Integrating a citation manager full database (Zotero) into Knime text processing

Hi,

My full database in Zotero (citation manager software) has around 10GB, 5.000 PDFs, with documents from 20 to 1.000 pages.

Actually, everyting is inside a Windows folder, with several subfolders, but just 2 level hierachy. I mean, Database => Documents container folders.

a) Is there any way I could link the main Database folder into Knime having in mind to access the PDFs in the subfolders and convert them into Knime recognizable documents?

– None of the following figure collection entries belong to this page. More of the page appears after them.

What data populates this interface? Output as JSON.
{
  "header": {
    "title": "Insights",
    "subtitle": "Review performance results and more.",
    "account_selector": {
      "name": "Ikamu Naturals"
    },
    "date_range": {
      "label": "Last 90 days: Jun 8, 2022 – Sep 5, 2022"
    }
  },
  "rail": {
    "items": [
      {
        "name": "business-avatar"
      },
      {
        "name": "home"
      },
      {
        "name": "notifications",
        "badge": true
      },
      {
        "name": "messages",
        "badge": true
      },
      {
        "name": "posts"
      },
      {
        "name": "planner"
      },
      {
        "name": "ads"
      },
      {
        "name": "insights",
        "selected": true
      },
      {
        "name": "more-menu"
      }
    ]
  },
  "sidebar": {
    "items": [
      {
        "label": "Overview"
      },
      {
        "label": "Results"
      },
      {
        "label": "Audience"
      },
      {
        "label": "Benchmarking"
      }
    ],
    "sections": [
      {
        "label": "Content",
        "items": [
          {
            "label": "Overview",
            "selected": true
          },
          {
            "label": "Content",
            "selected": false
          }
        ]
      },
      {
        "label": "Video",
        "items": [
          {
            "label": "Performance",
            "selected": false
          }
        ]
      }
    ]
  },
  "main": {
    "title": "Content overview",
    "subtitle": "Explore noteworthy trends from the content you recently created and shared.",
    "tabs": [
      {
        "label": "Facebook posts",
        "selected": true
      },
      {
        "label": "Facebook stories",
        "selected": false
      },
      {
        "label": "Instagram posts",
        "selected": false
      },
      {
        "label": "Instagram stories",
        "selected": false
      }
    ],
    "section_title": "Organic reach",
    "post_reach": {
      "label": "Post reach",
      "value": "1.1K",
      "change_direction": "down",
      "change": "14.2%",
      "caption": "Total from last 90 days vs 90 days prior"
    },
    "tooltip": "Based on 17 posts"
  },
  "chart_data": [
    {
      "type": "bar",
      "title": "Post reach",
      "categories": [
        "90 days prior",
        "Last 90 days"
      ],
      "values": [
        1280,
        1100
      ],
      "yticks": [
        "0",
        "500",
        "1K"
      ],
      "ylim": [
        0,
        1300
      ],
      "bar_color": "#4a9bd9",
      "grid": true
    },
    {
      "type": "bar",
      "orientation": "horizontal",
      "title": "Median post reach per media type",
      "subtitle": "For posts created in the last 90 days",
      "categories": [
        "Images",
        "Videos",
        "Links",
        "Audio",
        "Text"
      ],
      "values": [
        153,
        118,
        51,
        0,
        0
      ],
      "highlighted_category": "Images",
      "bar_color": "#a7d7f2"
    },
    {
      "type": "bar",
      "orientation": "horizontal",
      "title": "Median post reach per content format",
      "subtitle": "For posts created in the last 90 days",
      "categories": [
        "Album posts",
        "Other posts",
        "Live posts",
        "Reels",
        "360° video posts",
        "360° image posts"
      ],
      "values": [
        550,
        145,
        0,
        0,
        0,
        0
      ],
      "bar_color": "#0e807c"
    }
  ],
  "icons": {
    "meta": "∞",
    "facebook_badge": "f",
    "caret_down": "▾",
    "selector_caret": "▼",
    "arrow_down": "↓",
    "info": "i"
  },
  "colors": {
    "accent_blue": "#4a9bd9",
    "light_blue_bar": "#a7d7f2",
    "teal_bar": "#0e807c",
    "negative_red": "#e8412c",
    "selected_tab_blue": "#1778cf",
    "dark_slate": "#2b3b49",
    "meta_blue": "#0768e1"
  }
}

b) For lenghty documents (since they have from 20 to 1.000 pages), is the full content integrated/imported by knime?

My intention is to proceed with deeper text searches that the citation managers aren't able to handle as Knime can.

Many thanks,

Cadu

Hi,

about a) The PDF Parser node can search and parse directories recursively. If you have one main folder containing subfolders, that contain the PDFs you can use that node to parse them.

about b) The PDF Parser node is using internally the Apache POI lib to parser the documents. Text will be recognized as long as it is text and not an image. Tables and images etc, will not be recognized. Documents with 1000 pages will be a challange, i guess. I have never tried to parse documents of that size. Make sure to start KNIME with enough xmx memory. You can specify this in the knime.ini file.

Cheers, Kilian

This topic was automatically closed 90 days after the last reply. New replies are no longer allowed.